Critics of Berlusconi were sure that the onetime cruise ship singer was gone from national politics for good. Berlusconi, whose last public appearances before the election included a favorable comparison between the Sicilian mafia and the Italian judicial system, had promised to forgive the building of illegal houses and personally pay about 4 billion euros worth of property taxes for Italian citizens. He also expertly benefited from the fragmentation of the Italian political universe.

“He’s the best campaigner,” said Roberto D’Alimonte, professor of political science at the Luiss university, who added that the “winner” of the elections, however, was Grillo’s raging Five Star Movement, which garnered about a quarter of the vote. “We have never seen anything like it in Europe,” he said of Grillo’s campaign.

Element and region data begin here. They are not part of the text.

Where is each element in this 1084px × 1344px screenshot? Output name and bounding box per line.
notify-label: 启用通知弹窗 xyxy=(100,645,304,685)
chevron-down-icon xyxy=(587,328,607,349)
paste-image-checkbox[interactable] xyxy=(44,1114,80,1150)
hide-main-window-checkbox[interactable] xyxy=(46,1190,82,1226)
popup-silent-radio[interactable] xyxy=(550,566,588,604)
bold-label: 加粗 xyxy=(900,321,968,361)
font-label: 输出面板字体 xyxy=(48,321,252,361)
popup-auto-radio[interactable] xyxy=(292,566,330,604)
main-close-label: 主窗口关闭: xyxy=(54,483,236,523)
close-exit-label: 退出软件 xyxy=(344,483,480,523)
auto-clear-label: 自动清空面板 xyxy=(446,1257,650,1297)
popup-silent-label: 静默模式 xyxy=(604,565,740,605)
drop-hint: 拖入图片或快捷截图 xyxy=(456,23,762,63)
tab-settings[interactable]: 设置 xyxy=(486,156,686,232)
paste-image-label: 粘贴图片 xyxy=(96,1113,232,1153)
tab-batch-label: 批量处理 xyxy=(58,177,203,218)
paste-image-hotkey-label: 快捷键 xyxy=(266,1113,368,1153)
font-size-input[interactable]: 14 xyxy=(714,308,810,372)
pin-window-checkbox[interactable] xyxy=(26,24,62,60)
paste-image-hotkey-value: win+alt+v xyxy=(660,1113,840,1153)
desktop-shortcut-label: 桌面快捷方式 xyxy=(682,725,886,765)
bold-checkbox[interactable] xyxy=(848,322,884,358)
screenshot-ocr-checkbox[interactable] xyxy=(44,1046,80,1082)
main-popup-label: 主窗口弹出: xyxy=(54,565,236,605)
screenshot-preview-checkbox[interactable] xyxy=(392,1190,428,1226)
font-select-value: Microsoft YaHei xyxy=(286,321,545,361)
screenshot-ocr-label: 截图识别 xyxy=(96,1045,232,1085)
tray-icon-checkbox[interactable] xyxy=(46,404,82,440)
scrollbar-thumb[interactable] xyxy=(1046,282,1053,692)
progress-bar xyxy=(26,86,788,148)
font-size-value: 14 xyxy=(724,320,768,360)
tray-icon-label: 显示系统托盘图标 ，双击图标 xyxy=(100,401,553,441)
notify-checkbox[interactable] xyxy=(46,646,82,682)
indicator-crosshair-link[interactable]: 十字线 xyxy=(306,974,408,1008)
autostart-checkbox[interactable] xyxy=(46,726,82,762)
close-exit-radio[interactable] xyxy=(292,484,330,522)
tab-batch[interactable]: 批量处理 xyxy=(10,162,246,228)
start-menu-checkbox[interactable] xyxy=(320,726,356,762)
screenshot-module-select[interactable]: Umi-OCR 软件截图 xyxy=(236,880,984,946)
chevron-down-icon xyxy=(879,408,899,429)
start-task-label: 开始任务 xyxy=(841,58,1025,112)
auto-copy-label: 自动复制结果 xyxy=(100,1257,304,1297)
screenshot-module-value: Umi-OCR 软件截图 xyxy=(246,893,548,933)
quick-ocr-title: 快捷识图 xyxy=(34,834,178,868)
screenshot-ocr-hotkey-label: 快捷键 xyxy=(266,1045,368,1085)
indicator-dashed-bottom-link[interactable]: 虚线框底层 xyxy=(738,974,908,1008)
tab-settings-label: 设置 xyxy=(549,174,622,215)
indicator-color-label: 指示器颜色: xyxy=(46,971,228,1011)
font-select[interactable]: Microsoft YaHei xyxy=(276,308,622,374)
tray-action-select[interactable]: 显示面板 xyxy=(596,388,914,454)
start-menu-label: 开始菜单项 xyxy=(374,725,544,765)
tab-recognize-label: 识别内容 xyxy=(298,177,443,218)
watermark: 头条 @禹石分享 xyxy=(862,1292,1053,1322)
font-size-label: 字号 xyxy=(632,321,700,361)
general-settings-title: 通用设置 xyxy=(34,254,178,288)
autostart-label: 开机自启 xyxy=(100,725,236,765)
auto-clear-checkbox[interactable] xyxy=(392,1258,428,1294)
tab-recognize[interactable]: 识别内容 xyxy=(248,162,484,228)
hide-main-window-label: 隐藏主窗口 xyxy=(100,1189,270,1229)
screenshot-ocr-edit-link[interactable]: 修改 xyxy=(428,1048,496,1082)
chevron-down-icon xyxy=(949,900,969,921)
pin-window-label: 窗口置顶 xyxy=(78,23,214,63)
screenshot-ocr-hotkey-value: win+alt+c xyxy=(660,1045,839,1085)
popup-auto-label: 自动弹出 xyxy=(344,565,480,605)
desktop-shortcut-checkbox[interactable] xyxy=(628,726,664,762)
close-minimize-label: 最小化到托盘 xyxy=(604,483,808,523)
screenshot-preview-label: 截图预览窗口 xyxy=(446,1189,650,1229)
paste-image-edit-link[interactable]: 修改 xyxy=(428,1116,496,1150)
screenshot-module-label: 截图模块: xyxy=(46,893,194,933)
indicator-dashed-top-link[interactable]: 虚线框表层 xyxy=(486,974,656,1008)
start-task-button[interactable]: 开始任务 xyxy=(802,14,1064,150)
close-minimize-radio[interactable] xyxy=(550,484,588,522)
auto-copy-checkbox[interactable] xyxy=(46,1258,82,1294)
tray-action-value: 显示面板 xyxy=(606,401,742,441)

The 64-year-old Grillo, who has sapped the votes of the Italian left, transformed himself from theoretical funnyman to public scourge
of Italy’s corrupt political class
in 2007, when he began holding V-Day protests (short for an Italian expletive). Hundreds of thousands of supporters have turned out in recent weeks to hear Grillo, who has put a mask of notorious plotter Guy Fawkes on his Tsunami Tour’s campaign camper, has the most-read blog in Italy and exhausts himself screaming “Thieves!” and bemoaning the country’s myriad woes.

What worries many of Italy’s more sober politicians and analysts is that the protest leader does not seem to be in favor of much. A conviction for vehicular manslaughter in an accident that killed three people means that Grillo himself cannot serve in Parliament, and his candidates have no governing experience, having won by railing against tax collectors, vaccines, citizenship for children born to Italy’s legal immigrants and the euro.

Outside a voting station on Via Tevere, Enrico Beccarini, 61, said he was disappointed by a Monti campaign that amounted to “putting up posters” and the chilly economist trying to warm his image by adopting a dog named Empathy. He voted for Grillo’s party because “it’s a strong protest vote,” he said.

Giancarlo Pagotto, a retired banker, walked out minutes later and said he had cast his ballot for Berlusconi. “At this moment, he seems to me the only acceptable choice,” he said with a shrug. “I’m anti-communist so I can’t vote Bersani; Grillo is leading a good rebellion, but we have no idea what he’s for, and Monti disappointed me.”

As for Berlusconi’s pledge to personally pay for the country’s real estate tax, Pagotto said, “you say a lot of things in an electoral campaign. My hope is that he wins and then steps aside for someone else in his party and becomes economy minister. He’s a great entrepreneur.”